Präsentiert der Mediator Lösungsansätze, berührt er das Prinzip der Eigenverantwortlichkeit und muss wachsam sein. Wege aufzuzeigen, ist nicht einfach neutrale Kommunikation, sondern beinhaltet immer auch, einen (schwachen) Appell zu senden. Das wird besonders deutlich anhand des 4-Ohren-Modells von Schulz von Thun. Entscheidend ist der Empfang der Botschaft. Der Mediator muss sicherstellen, dass die Parteien nicht auf ihrem Appell-Ohr zuhören, bevor er Lösungsansätze präsentiert.
Das 4–Ohren–Modell von Schulz von Thun zeigt, dass eine tragfähige Hypothese und kunstvolle Intervention nötig sind, um Lösungswege dergestalt zur eigenen Prüfung anzubieten. Der Mediator sollte immer mehrere Wege präsentieren und diese als hypothetische Szenarien einführen, um die Eigenverantwortlichkeit zu wahren.
Präsentiert der Mediator Lösungsideen, muss er darauf achten, dass die Parteien diese nicht einfach übernehmen. Die Gefahr besteht, dass sie die Mediation schnell beenden wollen.
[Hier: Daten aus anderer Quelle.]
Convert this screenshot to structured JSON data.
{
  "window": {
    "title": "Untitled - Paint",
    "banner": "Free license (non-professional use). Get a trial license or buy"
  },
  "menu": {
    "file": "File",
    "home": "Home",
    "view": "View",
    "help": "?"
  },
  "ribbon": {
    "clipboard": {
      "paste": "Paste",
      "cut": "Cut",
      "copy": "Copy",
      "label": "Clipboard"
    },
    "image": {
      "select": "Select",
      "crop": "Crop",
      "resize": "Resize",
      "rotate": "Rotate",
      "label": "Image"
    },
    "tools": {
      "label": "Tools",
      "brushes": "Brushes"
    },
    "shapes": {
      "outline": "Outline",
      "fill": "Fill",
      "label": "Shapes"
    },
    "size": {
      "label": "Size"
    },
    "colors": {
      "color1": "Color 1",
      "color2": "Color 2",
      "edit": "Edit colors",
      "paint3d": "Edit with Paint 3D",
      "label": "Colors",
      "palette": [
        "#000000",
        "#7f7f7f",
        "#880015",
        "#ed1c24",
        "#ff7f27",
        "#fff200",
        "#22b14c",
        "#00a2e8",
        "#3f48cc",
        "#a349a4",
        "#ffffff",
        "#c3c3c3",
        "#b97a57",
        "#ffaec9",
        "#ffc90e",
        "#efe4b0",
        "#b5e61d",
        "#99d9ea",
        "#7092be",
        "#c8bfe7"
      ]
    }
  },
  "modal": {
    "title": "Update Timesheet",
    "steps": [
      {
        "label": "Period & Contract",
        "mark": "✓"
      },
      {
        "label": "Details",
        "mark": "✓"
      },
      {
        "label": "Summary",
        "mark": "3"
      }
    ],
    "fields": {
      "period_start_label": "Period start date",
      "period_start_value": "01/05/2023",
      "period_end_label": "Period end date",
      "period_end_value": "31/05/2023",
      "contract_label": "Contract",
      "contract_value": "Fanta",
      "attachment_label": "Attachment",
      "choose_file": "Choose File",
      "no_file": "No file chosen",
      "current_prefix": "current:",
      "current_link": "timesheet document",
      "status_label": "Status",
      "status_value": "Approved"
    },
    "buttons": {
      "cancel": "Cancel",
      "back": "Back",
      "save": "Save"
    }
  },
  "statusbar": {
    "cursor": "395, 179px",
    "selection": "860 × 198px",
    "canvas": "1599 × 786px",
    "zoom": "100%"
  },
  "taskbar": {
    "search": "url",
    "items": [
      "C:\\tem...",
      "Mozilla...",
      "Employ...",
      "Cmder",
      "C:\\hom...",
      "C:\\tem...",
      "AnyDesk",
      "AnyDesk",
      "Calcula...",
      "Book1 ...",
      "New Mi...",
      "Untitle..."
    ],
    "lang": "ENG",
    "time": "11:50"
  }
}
Lösungsideen als Zielvorschläge können die vertraglich vereinbarten Ziele der Mediation gefährden und sollten vermieden werden. Der Mediator muss sicherstellen, dass seine Interventionen die Eigenverantwortlichkeit der Parteien respektieren und sie nicht beeinflussen, bevor sie eigene Entscheidungen treffen.
Mediation ist folglich nicht nur moderierende Begleitarbeit, die Eskalation verhindert und konstruktive Kommunikation ermöglicht. Sie kann auch inhaltlich mitarbeitend sein, ohne die Parteien in ein Verhalten zu drängen, das sie später bereuen.